Melalui kegiatan Grand Opening Pulau Tepez yang digelar bersama komunitas Rempong dan Pemerintah Kelurahan Lae-Lae, sebuah komitmen bersama digaungkan: menjadikan Lae-Lae sebagai pulau tanpa sampah, 24 Desember 2025.
Pesan utamanya sederhana namun tegas—menjaga lingkungan agar tetap bersih dan sehat, serta menghentikan kebiasaan membuang sampah ke laut.
Inisiatif ini digagas oleh Anton Samalona, tokoh masyarakat Pulau Lae-Lae yang dikenal sebagai penggiat konservasi pesisir dan laut. Selama bertahun-tahun,

Anton konsisten mendorong kesadaran warga akan pentingnya menjaga laut sebagai ruang hidup, sumber penghidupan, sekaligus warisan bagi generasi mendatang. Pulau Tepez diharapkan menjadi simbol sekaligus ruang edukasi lingkungan berbasis masyarakat.

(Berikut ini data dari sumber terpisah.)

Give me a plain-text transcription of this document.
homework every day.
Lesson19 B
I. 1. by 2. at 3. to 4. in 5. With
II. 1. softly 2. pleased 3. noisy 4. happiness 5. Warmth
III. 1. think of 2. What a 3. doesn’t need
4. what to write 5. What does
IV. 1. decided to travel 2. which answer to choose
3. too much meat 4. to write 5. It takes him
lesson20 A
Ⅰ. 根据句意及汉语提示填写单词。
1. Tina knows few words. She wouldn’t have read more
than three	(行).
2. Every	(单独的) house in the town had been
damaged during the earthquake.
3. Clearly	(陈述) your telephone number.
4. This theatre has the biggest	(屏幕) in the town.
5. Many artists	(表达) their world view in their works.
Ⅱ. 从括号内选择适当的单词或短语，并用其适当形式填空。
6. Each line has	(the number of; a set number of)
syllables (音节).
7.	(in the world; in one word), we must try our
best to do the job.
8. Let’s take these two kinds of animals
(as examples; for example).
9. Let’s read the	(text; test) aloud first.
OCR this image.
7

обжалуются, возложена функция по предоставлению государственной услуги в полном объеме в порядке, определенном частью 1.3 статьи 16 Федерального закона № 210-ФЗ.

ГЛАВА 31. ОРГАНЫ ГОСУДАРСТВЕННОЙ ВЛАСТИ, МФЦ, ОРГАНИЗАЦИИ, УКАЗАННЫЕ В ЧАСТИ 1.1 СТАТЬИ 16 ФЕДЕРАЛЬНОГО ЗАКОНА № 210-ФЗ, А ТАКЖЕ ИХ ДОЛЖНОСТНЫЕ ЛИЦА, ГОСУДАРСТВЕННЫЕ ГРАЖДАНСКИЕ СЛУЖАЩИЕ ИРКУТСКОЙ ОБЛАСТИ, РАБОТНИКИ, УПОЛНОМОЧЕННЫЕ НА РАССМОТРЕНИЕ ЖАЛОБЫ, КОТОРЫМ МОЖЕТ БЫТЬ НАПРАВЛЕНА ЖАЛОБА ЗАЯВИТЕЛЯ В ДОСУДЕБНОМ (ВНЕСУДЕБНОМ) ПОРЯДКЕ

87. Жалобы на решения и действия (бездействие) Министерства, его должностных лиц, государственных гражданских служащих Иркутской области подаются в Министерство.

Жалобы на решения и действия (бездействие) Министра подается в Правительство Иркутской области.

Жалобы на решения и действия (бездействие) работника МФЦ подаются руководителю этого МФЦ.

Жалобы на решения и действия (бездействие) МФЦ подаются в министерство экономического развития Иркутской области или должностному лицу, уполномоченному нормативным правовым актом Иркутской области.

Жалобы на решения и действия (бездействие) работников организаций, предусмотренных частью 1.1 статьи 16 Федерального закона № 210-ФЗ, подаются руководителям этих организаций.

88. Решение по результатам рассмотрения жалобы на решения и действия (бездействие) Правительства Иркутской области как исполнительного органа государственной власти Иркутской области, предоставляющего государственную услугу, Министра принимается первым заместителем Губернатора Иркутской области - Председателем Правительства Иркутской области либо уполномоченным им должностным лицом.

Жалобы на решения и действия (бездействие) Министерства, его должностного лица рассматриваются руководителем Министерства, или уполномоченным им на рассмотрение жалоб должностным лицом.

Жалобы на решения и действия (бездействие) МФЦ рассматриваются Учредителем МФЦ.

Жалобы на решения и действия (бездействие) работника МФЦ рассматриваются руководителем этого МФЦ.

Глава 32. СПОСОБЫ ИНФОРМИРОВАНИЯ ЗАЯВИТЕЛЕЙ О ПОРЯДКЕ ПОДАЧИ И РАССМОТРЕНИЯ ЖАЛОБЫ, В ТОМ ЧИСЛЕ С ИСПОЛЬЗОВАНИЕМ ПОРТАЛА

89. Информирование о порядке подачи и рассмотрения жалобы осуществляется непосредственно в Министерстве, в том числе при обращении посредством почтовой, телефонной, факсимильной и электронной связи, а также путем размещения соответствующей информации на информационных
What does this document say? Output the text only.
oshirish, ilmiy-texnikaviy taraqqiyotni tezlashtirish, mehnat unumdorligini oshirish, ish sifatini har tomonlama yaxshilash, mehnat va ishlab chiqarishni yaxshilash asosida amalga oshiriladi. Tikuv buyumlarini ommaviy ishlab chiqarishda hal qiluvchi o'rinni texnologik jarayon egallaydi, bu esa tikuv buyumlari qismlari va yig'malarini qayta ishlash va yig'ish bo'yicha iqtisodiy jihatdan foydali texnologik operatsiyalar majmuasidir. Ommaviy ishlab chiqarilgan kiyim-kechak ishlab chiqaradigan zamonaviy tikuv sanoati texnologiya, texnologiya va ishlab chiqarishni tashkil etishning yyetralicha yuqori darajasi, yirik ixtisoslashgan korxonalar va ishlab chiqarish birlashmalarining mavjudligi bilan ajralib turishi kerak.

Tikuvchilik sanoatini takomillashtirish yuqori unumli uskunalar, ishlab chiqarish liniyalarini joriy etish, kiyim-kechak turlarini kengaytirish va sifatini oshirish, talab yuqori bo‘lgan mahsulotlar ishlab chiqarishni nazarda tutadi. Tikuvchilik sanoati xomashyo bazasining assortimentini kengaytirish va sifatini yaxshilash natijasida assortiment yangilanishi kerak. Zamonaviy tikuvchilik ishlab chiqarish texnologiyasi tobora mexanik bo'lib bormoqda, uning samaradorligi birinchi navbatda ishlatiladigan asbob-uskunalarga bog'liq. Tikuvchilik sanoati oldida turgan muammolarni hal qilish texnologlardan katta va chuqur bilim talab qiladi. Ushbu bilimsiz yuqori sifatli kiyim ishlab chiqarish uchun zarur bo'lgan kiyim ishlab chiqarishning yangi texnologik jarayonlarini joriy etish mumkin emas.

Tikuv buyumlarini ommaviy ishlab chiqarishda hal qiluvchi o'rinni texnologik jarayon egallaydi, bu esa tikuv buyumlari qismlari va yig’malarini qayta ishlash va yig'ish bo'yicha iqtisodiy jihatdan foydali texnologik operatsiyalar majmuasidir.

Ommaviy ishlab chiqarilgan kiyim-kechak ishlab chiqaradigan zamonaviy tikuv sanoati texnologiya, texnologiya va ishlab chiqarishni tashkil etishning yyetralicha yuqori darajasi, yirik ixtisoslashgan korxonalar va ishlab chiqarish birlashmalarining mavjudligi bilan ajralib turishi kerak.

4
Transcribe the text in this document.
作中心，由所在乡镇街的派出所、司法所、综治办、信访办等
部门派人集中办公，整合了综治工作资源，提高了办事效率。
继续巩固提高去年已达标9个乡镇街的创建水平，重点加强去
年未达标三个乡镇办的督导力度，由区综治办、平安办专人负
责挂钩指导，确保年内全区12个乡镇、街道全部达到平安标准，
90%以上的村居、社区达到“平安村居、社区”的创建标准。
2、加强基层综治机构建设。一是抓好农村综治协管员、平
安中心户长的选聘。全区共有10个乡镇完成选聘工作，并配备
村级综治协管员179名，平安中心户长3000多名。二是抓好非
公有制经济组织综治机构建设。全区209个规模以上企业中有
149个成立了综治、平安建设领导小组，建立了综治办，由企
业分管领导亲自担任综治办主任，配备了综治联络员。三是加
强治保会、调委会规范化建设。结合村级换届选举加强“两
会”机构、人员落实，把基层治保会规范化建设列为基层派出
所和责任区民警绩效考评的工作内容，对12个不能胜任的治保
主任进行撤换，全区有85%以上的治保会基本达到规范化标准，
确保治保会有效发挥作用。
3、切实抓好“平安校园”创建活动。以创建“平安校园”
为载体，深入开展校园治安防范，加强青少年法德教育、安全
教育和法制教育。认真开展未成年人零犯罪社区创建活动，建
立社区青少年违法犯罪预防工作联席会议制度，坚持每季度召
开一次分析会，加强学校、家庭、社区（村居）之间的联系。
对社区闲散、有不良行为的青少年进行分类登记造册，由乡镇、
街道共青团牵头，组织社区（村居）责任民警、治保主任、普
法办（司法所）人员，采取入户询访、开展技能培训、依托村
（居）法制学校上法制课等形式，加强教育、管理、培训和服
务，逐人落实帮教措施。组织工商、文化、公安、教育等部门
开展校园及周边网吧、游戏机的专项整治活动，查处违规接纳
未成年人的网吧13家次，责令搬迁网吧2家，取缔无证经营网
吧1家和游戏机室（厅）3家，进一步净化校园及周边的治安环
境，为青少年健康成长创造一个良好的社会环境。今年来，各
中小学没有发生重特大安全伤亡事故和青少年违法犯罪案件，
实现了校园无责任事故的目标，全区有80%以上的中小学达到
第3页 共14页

Pulau Lae-Lae sendiri terletak di sebelah barat Kota Makassar, Sulawesi Selatan. Jaraknya hanya sekitar 1 kilometer dari pesisir Kota Makassar dan dapat ditempuh dengan perahu motor selama 10–15 menit dari dermaga rakyat, seperti di kawasan Paotere atau sekitar Pantai Losari.
Akses yang mudah menjadikan pulau ini destinasi favorit warga kota yang ingin menikmati suasana pulau tanpa harus menempuh perjalanan jauh.
Masyarakat Pulau Lae-Lae sebagian besar menggantungkan hidup pada sektor perikanan.
Kehidupan di pulau ini masih kental dengan nuansa kebersamaan, di mana aktivitas melaut, memperbaiki jaring, dan berinteraksi di pesisir menjadi pemandangan sehari-hari. Kesederhanaan hidup berpadu dengan keindahan alam yang memikat.
Pesisir Pulau Lae-Lae menawarkan panorama laut yang tenang, pasir yang bersih, serta cakrawala yang luas.
Saat matahari terbit, sinar keemasan menyapa laut dari timur, sementara senja menghadirkan pemandangan matahari tenggelam di ufuk barat yang memesona. Keindahan sunrise dan sunset inilah yang menjadi pengingat bahwa laut yang bersih adalah syarat utama bagi keindahan yang lestari.
Melalui Pulau Tepez, warga Lae-Lae menegaskan bahwa menjaga laut bukan sekadar slogan, melainkan tanggung jawab bersama. Sebuah langkah kecil dari pulau kecil, untuk laut yang lebih besar dan masa depan yang lebih bersih.